Entre los resecos troncos y arenales corren los cañanes, alimento milenario que aún consumen los pobladores, como herencia de moches y chimús. De vez en cuando un zorro otea a lo lejos, vigilando a los extraños.

Solitaria, cual vigía, a un costado del camino permanece la cruz sobre la tumba de quien fuera el primer guardabosque, inmolado en la defensa de los algarrobos. Sólo se lee: Víctor Zalazar. 2 de octubre de 1956. Como buen algarrobo, el madero está intacto.

Dicen que Zalazar fue un hombre a quien la cooperativa Tecapa lo designó guardián de El Cañoncillo. Él iba y venía, recorriendo el bosque hasta que un día no regresó. Semanas después lo encontraron muerto. Lo habían asesinado los leñadores.

PASADO HISTORICO

Este bosuqe fue el hogar de los antiguos pobladores del valle Jequetepeque (hace 10 mil años), donde edificaron sus nobles viviendas de barro y sus imponentes murallas, cuyos vestigios se mantienen en pie.

Las gruesas ramas abrazan los muros de adobe, muestra de lo que hicieron las culturas Cupisnique, Mochica y Chimú. Los estudiosos dicen que hay plataformas, cerámica, recintos y plazas ceremoniales.
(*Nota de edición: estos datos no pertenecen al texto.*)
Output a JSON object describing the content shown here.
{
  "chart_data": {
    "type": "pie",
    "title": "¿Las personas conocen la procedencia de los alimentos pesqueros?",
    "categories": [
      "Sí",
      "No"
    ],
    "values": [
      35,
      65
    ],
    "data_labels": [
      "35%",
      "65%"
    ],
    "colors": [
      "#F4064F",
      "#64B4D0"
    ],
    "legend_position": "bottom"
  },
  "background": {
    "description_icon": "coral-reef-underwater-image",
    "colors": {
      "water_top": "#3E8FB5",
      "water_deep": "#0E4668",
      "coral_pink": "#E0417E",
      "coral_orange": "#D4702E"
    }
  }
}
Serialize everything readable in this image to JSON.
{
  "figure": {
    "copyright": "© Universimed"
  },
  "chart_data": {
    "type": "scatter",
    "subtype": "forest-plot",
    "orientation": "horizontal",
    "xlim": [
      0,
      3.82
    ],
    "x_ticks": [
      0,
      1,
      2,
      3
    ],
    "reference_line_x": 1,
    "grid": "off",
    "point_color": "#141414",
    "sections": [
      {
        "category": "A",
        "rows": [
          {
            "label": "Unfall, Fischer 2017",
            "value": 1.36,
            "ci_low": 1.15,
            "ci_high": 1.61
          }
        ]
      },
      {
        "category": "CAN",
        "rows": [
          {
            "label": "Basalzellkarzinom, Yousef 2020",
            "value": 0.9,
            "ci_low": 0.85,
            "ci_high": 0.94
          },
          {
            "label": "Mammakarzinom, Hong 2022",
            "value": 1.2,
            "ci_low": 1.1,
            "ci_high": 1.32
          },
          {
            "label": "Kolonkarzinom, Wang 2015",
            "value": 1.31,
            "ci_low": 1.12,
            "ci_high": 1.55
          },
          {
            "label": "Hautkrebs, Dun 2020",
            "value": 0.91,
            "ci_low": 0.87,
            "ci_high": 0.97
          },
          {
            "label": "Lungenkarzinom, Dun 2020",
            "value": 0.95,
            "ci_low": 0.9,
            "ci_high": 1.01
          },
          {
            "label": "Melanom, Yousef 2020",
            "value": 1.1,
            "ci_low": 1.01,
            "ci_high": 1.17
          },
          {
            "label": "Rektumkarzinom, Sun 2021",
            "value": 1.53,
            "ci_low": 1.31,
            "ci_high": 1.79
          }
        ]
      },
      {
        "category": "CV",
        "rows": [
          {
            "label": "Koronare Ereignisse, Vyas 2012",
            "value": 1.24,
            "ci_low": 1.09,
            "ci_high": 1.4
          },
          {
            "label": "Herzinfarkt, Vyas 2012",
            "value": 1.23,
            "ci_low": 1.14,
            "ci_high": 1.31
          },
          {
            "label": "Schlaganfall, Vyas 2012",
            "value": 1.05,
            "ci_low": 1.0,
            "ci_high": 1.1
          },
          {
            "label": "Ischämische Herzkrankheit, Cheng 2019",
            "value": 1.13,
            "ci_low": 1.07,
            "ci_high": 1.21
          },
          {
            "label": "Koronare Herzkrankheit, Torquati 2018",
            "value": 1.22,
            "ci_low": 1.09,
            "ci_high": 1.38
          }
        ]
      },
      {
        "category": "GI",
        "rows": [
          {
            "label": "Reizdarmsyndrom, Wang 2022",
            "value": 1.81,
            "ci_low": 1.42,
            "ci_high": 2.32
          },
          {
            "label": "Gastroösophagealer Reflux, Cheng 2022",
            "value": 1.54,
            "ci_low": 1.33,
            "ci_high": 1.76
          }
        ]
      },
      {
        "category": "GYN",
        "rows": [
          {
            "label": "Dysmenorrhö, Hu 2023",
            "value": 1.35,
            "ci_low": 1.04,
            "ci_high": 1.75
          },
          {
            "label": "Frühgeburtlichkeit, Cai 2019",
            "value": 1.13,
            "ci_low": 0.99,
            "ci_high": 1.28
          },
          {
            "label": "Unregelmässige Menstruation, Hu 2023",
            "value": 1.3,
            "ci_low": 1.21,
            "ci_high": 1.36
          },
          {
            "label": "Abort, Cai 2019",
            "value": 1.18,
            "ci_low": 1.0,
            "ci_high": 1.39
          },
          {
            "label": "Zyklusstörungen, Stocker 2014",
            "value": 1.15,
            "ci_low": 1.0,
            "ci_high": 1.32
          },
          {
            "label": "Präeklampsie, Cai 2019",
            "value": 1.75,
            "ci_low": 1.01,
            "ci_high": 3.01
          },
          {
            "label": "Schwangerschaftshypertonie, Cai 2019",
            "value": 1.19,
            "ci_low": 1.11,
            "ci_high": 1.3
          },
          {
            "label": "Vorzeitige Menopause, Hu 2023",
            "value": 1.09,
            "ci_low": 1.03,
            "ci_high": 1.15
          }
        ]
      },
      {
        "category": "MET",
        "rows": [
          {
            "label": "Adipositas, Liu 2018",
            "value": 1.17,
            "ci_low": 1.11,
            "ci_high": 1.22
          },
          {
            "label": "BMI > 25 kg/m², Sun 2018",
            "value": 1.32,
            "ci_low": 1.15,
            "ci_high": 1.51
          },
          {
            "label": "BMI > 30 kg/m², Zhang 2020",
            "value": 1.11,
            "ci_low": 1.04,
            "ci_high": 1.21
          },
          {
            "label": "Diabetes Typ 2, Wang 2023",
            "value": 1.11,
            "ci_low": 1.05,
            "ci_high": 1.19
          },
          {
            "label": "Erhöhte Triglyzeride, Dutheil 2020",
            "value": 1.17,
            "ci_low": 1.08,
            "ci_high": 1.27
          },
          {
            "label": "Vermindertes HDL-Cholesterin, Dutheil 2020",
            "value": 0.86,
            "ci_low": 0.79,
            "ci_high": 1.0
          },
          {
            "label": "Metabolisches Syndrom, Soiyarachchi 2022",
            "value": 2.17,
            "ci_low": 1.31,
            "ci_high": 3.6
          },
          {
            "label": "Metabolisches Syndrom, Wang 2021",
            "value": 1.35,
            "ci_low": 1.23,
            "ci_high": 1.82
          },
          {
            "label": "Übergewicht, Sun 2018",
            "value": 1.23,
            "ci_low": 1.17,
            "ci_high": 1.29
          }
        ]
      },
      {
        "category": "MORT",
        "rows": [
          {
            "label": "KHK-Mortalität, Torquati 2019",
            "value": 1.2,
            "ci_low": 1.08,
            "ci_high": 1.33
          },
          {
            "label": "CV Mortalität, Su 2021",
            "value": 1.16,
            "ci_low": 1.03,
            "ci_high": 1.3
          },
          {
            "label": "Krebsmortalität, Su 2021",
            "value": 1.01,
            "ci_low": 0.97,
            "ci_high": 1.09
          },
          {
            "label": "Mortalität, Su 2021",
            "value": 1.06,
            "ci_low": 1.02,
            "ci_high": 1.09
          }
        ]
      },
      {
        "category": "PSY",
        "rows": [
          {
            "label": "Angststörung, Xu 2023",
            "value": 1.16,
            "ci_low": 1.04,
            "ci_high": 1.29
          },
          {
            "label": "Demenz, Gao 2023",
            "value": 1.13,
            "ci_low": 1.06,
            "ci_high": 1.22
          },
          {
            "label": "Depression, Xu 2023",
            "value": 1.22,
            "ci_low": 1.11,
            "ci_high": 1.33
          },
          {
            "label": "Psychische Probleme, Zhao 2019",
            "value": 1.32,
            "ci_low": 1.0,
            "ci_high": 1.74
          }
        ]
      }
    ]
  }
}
Un buen ejemplo de que nuestros ancestros supieron convivir con la naturaleza sin exterminarla, lo que en conceptos modernos se le denomina desarrollo sustentable.

AGUA CRISTALINA

La caminata agota, pero la satisfacción es grande. Entre la vegetación se abre paso una apacible laguna, un espejo de agua donde se reflejan el cielo, los árboles y cerros, cual hidalgos centinelas. En sus orillas soltamos el equipaje y nos alistamos para comer.

En sus aguas apreciamos una variada flora: helechos y totora, donde se esconden los patillos, zambullidores, tordos y garzas que pugnan por cazar a distraídos pececillos.

Con impotencia el visitante observa los extensos espacios despejados que dejaron los árboles cortados por los taladores que extraen leña para vender. Sólo quedan troncos casi a ras del suelo. Por eso, años atrás se formó un comité de defensa empeñado en impedir la depredación y promover nuevas posibilidades de desarrollo para la comunidad. Se trata de brigadas voluntarias que vigilen esta área natural e impulsar el aprovechamiento indirecto del bosque como recurso turístico.

EL DATO

Este exótico paisaje está a dos horas y media de Trujillo (en vehículo), pasando por San Pedro de Lloc (Pacasmayo) San José, Tecapa y Santonte.